BENICIA – After a two-year hiatus due to a pandemic, the Benicia Waterfront Festival has returned with plenty of family fun.
“It was amazing to be back,” said Nancy Martinez, general manager of the Benicia Main Street program.
The Main Street Program is a state and national network of downtown revitalization projects coordinated by the National Trust for Historic Preservation.
Benicia was chosen to be one of fifteen demonstration towns to participate in the program in 1987. The selection was based on the expressed commitment of the Town, town center businesses, landlords and residents to support this program .

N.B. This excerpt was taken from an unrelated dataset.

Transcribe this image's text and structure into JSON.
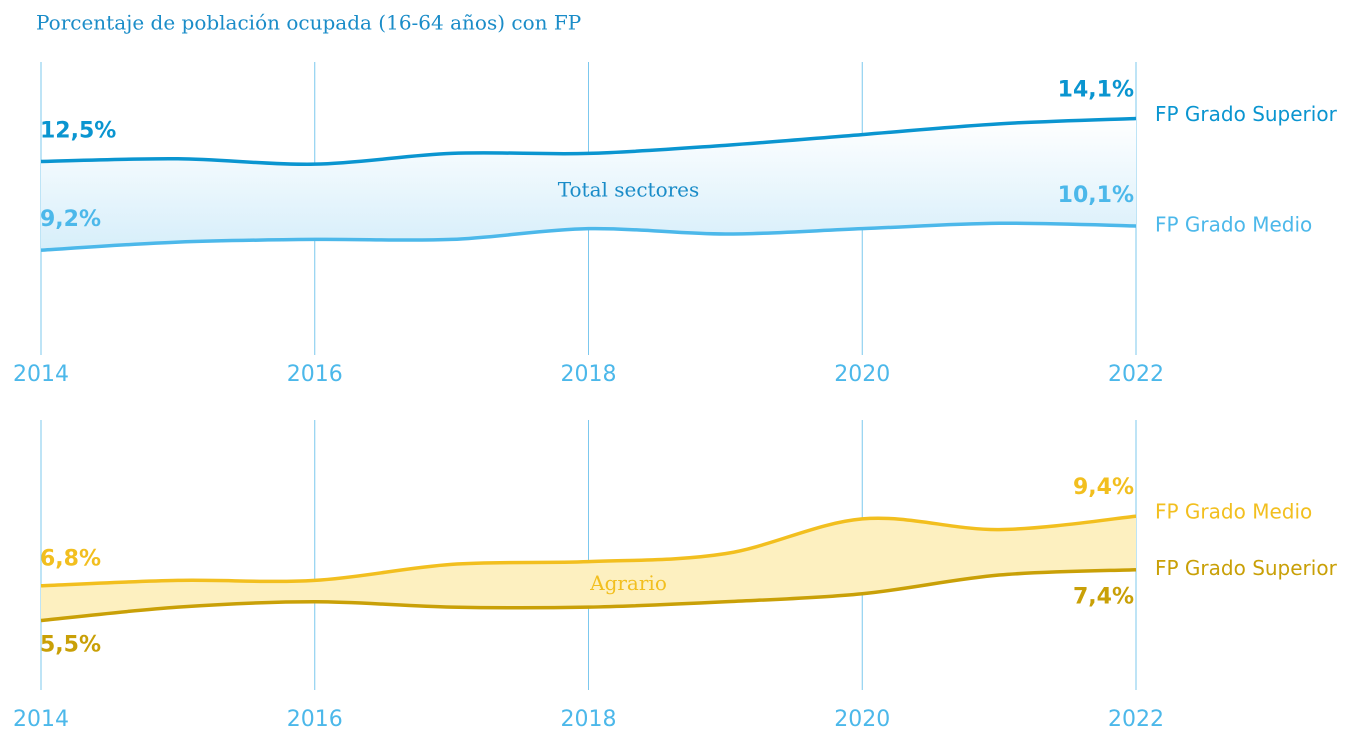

The Benicia Waterfront Festival lasted around 10 years before stopping in the 90s. Later it was replaced by a jazz festival and in recent years it has become a festival with several different types of bands.
“Tortilla Soup Band came back again this year in the same timeslot because that’s what they love,” Martinez said. “They also come with a lot of fans.”
Thus, the Waterfront Festival was revived, focusing on rock music and merchants. Since then, it’s been going strong with visitors packing the city center.
This year they have 40 food vendors and merchants as well as three groups each day.
They wanted to do the festival last year but didn’t feel comfortable with the Covid exhibits and decided to postpone it for another year.
“It worked because the groups we had booked before were available and we didn’t have to search for new ones,” she said.
Unfortunately, a few of the regular vendors have had to close and will not be returning to the fair.
“They just couldn’t go on because these events are their job and it was all shut down,” Martinez said.
Saturday’s bands included Wake the Neighbors, Strange Brew and In Living Color.
On Sunday, the bands will be House of Floyd, Cut Loose and Tortilla Soup, who have performed at the event for several years.
Anna Matlos-Massey and her husband David Massey traveled from Grass Valley to support the band Wake the Neighbors, who played the former.
“I’ve known bass players since I was 10,” Anna said.
“The weather was really nice today,” said David. “It was an easy ride.”
It was the first time they came to the event.
Cigar Box Kitchen is a new supplier this year. Steve Zwetsch and his partner Chris Morgon started looking for parts to make guitars. Guitars made from cigar boxes, cookie tins, and even a three-string pool stand were on display and for sale.
“Three strings are easier to start with than six,” Zwetsh said.
“We just started hosting events about four years ago,” Zwetsh said. “So far everything has gone pretty well. We get a lot of special requests from customers.
The festival also has bouncy houses for children as well as several food vendors.
The festival continues from 11 a.m. to 6 p.m. Sunday at First Street Green, 1st and East B Streets.
The main street program is always looking for volunteers for different events. Everyone is welcome.